Posicionamento político: coniunctio oppositorum e unilateralidade em tempos de polarização

Posicionamento político: coniunctio oppositorum e unilateralidade em tempos de polarização

O estado de polarização política que se manifesta na sociedade brasileira, desde os últimos anos, está longe de ser um tema esgotado e nenhuma análise a respeito será capaz de dar conta de toda a complexidade que o envolve. Tão importante quanto compreender seus aspectos políticos, ideológicos e sociológicos, é lançar sobre o tema a luz da psicologia analítica de C. G. Jung.

Nesse sentido, parece-nos especialmente importante compreender em que medida o fenômeno que Jung chamou de unilateralidade da consciência participa desse estado de ânimo  coletivo que toma conta de nosso país. A unilateralidade – no léxico da psicologia junguiana – é resultado de uma atitude psíquica conscientemente dirigida. No entanto, toda direção pressupõe um sentido contrário que, no caso da psique, vai se manifestar no inconsciente.

“A unilateralidade é, ao mesmo tempo, uma vantagem e um inconveniente, mesmo quando não parece haver um inconveniente exteriormente reconhecível, existe, contudo, sempre uma contraposição igualmente pronunciada no inconsciente” (JUNG, 2013, §138)

Isso quer dizer que a direção com a qual a nossa consciência se identifica esconde um conteúdo oposto, inconsciente. Conteúdo este muitas vezes sombrio e que, a depender das circunstâncias, poderá reivindicar um lugar à luz da consciência.

Quanto mais capazes formos de nos afastar do inconsciente por um funcionamento dirigido, tanto maior é a chance de surgir uma forte contraposição, a qual, quando irrompe, pode ter consequências desagradáveis” (JUNG, 2013, §138).

É importante ter em mente que o processo de desenvolvimento da personalidade, que Jung chamou de processo de individuação, consiste, grosso modo, na integração de conteúdos inconscientes à consciência (Cf. Jung, 2011b, §489). Conferindo à nossa existência mais significado e transformando de forma significativa nossa percepção e relação com o mundo – a ponto de nos tornar mais adequados a ele e, ao mesmo tempo, torná-lo mais apropriado a nós.

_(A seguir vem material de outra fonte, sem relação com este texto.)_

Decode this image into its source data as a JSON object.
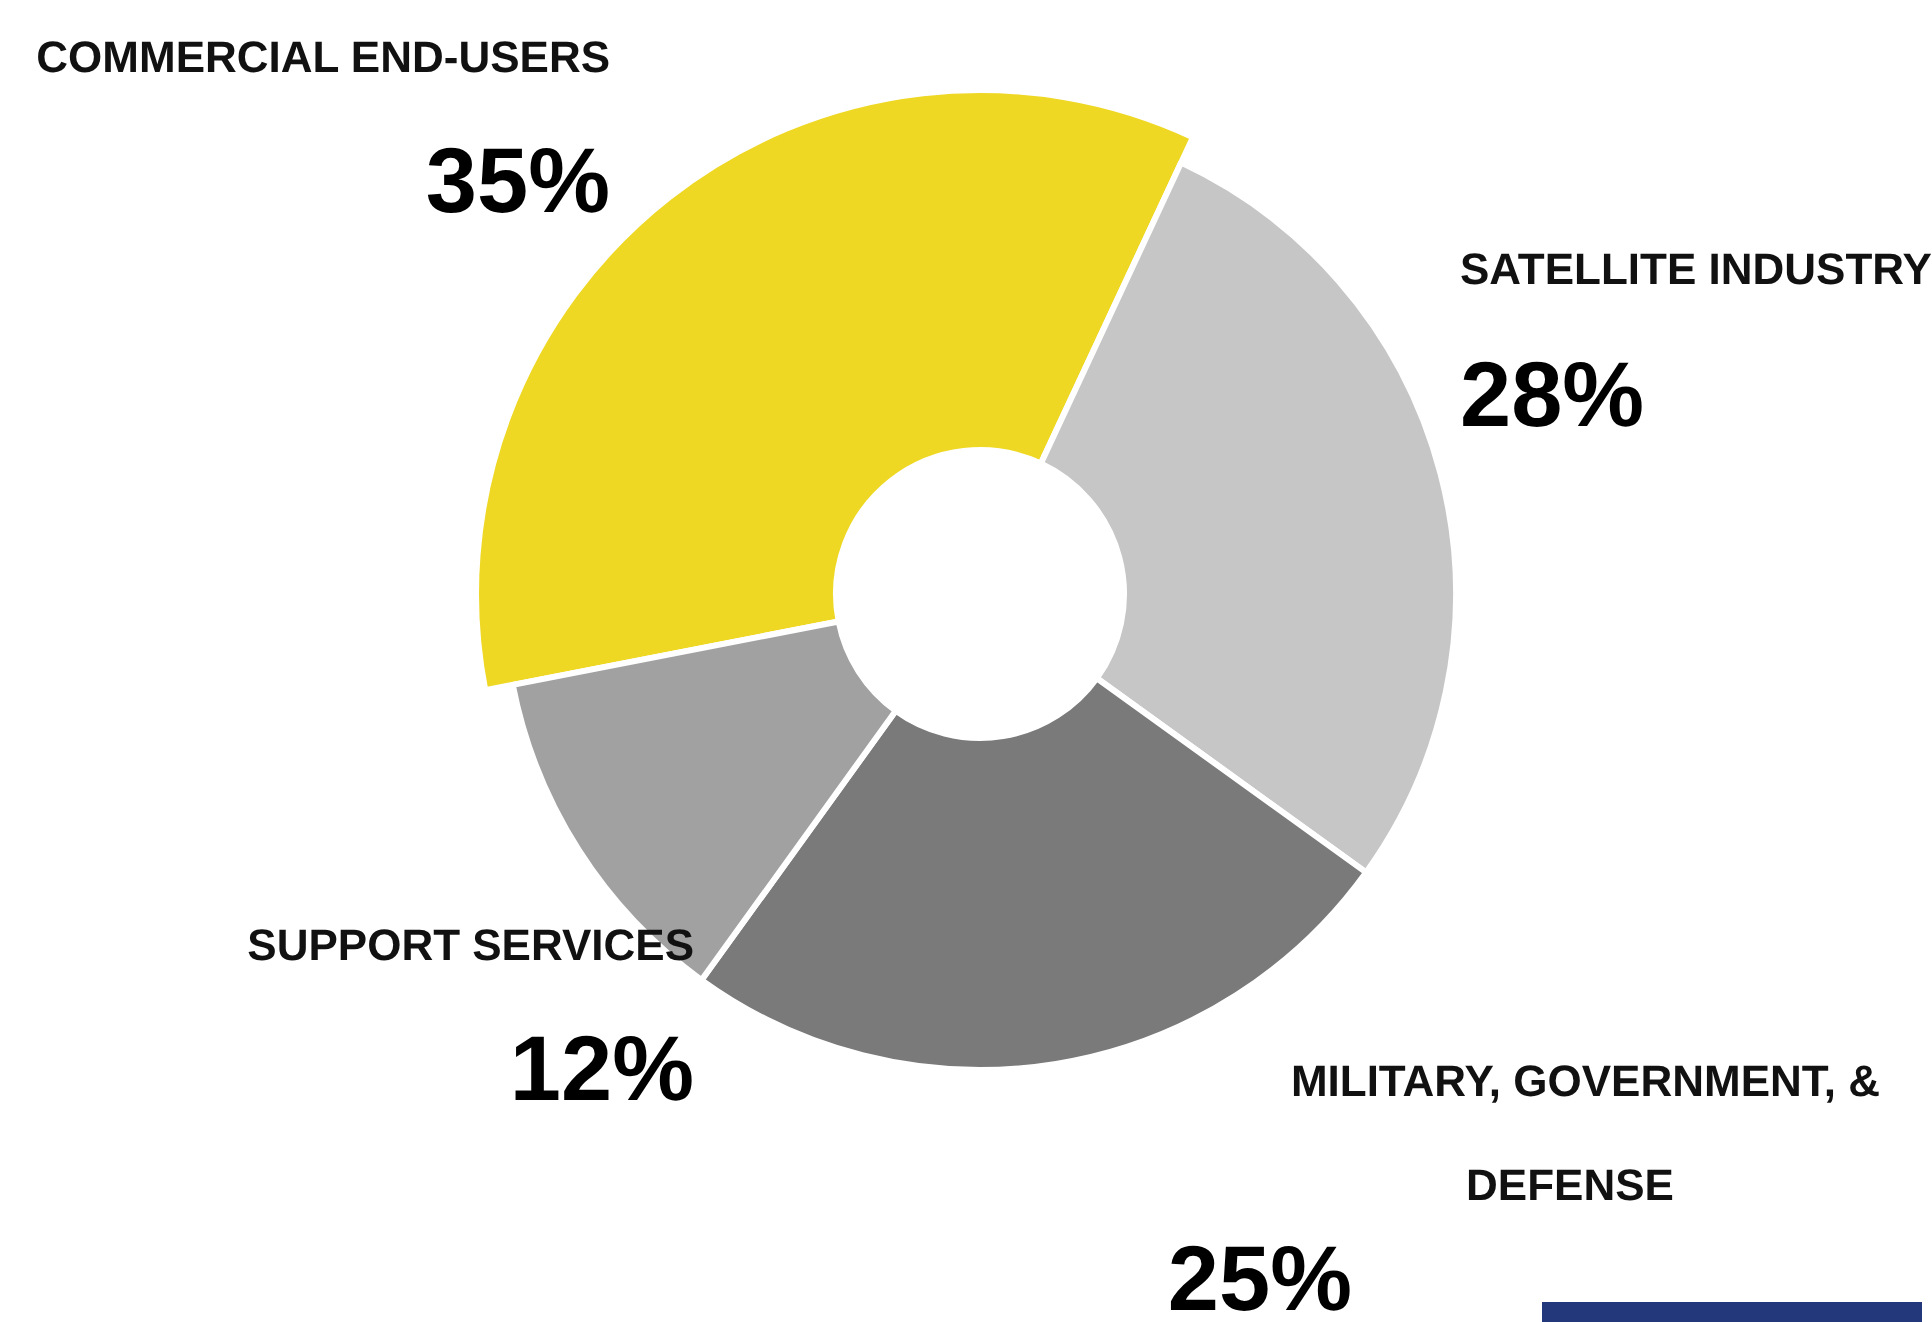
{
  "chart_data": {
    "type": "donut",
    "categories": [
      "COMMERCIAL END-USERS",
      "SATELLITE INDUSTRY",
      "MILITARY, GOVERNMENT, & DEFENSE",
      "SUPPORT SERVICES"
    ],
    "values": [
      35,
      28,
      25,
      12
    ],
    "colors": [
      "#eed823",
      "#c6c6c6",
      "#7a7a7a",
      "#a0a1a0"
    ],
    "value_labels": [
      "35%",
      "28%",
      "25%",
      "12%"
    ]
  }
}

A complexa relação entre consciente e inconsciente

Todavia, por mais integração de conteúdos inconscientes que se faça ao longo da vida nossa consciência é limitada, ao passo que nossa inconsciência é infinita. Tal reconhecimento, ao que parece, é fundamental para não nos perdermos na própria unilateralidade. Para sermos capazes, por exemplo, de compreender por que há quem “escolha” seguir na direção oposta à nossa, inclusive do ponto de vista político. Contudo, este mergulho na compreensão das razões do outro não costuma acontecer sem que haja antes afetações e incômodos graves projetados no próximo e em suas escolhas.

É justamente a afetação odiosa a denúncia de que reside em nós um aspecto que não desejamos enxergar, mas que precisa ser visto. Numa frase concisa, Jung (2013, §507) revela como essa projeção costuma se manifestar: “Cum grano salis, veem-se sempre as próprias faltas inconfessáveis no adversário”. O inconsciente é infinito e coletivo, portanto, não pode ser abarcado pela consciência individual. Nossos afetos revelam quais são os peixes desse sombrio e desmedido mar que precisamos pescar e trazer à luz do mais íntimo e frágil sol que constitui nossa consciência.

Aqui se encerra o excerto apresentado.